Implications of the Kuk research
The multidisciplinary evidence from Kuk has established the New Guinea region as an early centre of agricultural development and plant domestication. This research has led to the development of a contingent approach to early agriculture; namely, interpretations of early agriculture need to be developed in terms of the practices and resources in different regions of the world, rather than according to a ‘one size fits all' template.

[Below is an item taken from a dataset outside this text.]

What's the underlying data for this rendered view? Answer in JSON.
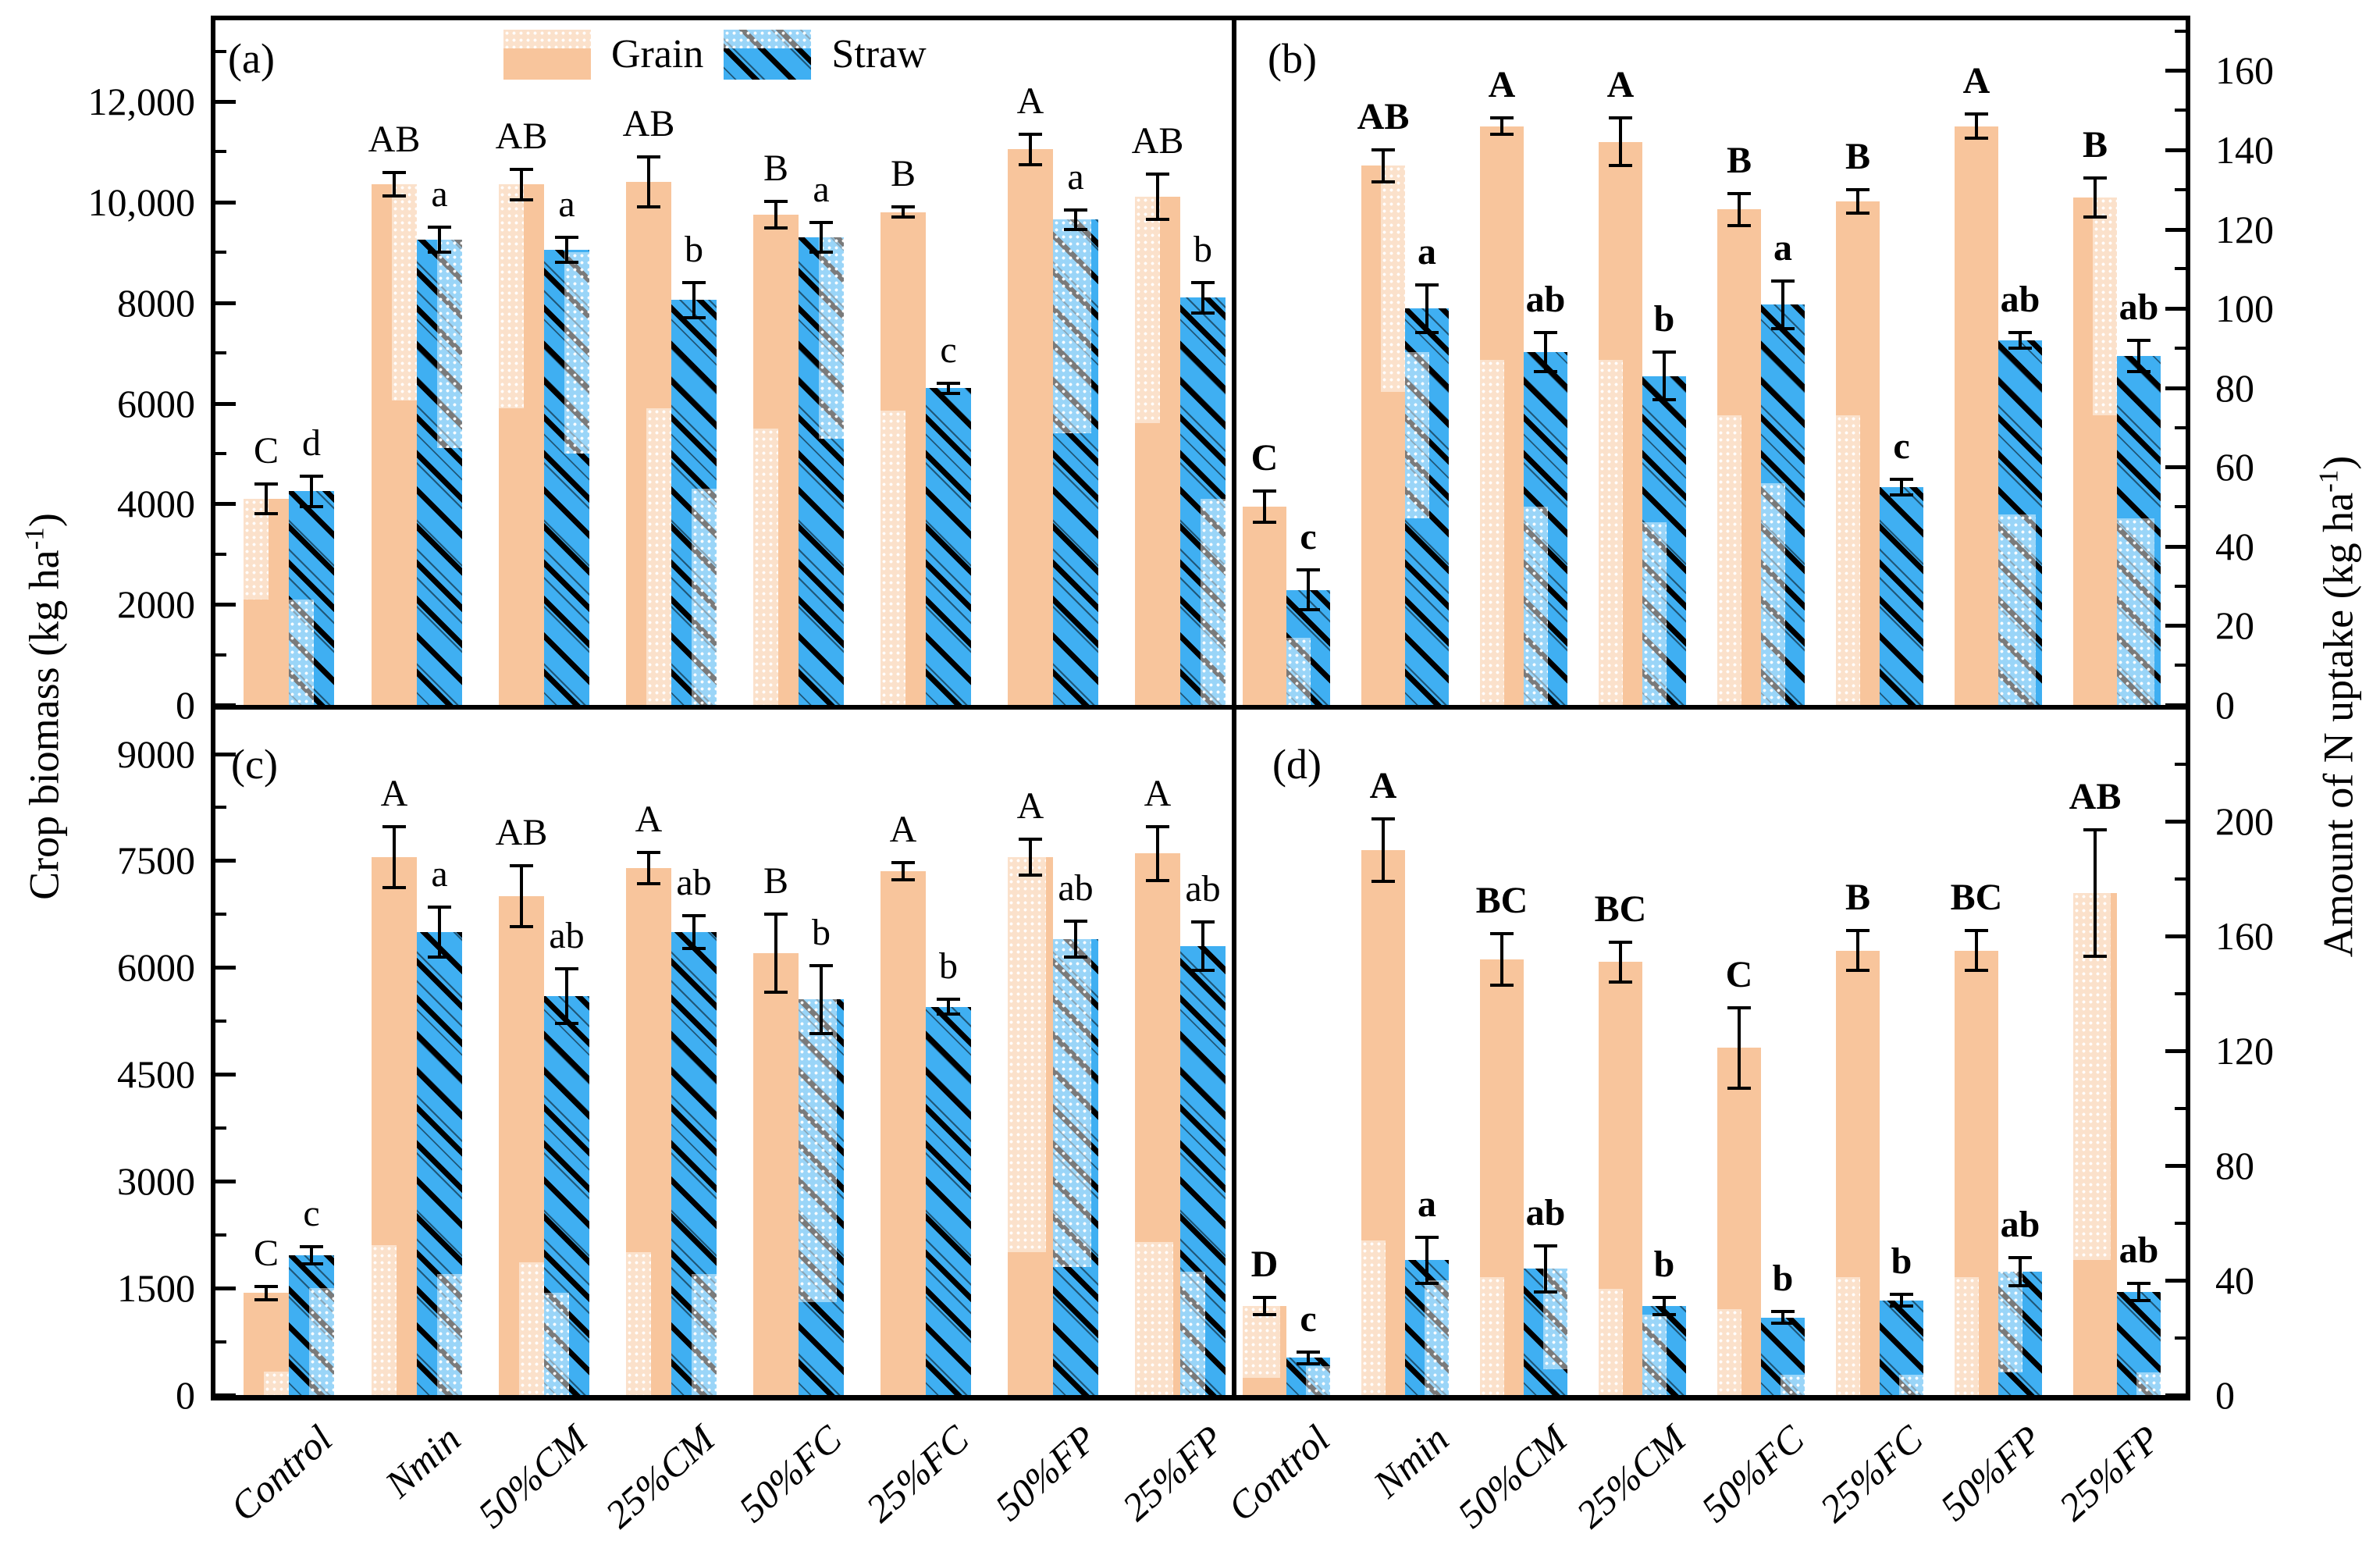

Such an approach has more general applicability and can assist with characterizing current chronological and geographic disparities between the evidence for plant domestication and cultivation in some regions of the wet tropics, such as the lowland neotropics.[1029]The research at Kuk also has far-reaching implications for understanding the long-term history of regions beyond New Guinea. Foremost among these, the cultivation of bananas at Kuk c. 7,000-6,400 years ago has provided a geographic and chronological anchor for genetic and phytogeographic interpretations of the domestication and dispersal of most significant cultivar groups of this plant.[1030] These interpretations track west from New Guinea, around the Indian Ocean, and terminate in West Africa over 2,000 years ago.[1031] Similar geodomestication pathways have yet to be reconstructed for other New Guinea domesticates, including breadfruit (Artocarpus altilis), sago (Metroxylon sagu), sugarcane (Saccharum officinarum), and some taro and yam varieties.
The westward dispersal of vegetatively propagated plants from New Guinea, such as those listed above, indicates dispersal under forms of cultivation that are currently undocumented archaeologically.[1032] Plants dispersed across a mosaic of landscapes in island Southeast Asia that included forms of cultivation. The exact timing and cultural associations of these dispersals are uncertain, as are the forms of agriculture with which they are associated.
The eastward dispersal of these plants from New Guinea and the forms of agriculture with which they are associated are clearer, because they are associated with the colonization of Remote Oceania. However, the historical processes through which plant domesticates from New Guinea became important subsistence and commercial crops across vast regions of the wet tropics in the Old World, as well as parts of the New World, remain to be elicited.Plants have also dispersed eastwards from Southeast Asia and been incorporated into cultivation practices in the highlands of New Guinea in the distant past. The wax gourd and probably the bottle gourd were grown in the highlands at least 2,000 years ago. Additionally, in the mid twentieth century, kudzu (Pueraria lobata), an Asian domesticate, was reported to be grown in parts of the highlands.[1033] Consequently, plant movements into and out of the New Guinea region are nothing new. Similar processes have been ongoing for millennia. These plant movements have the potential to shed considerable light on inter-regional connections during the Holocene, as well as subsequent transformations in cultivation practices and social life.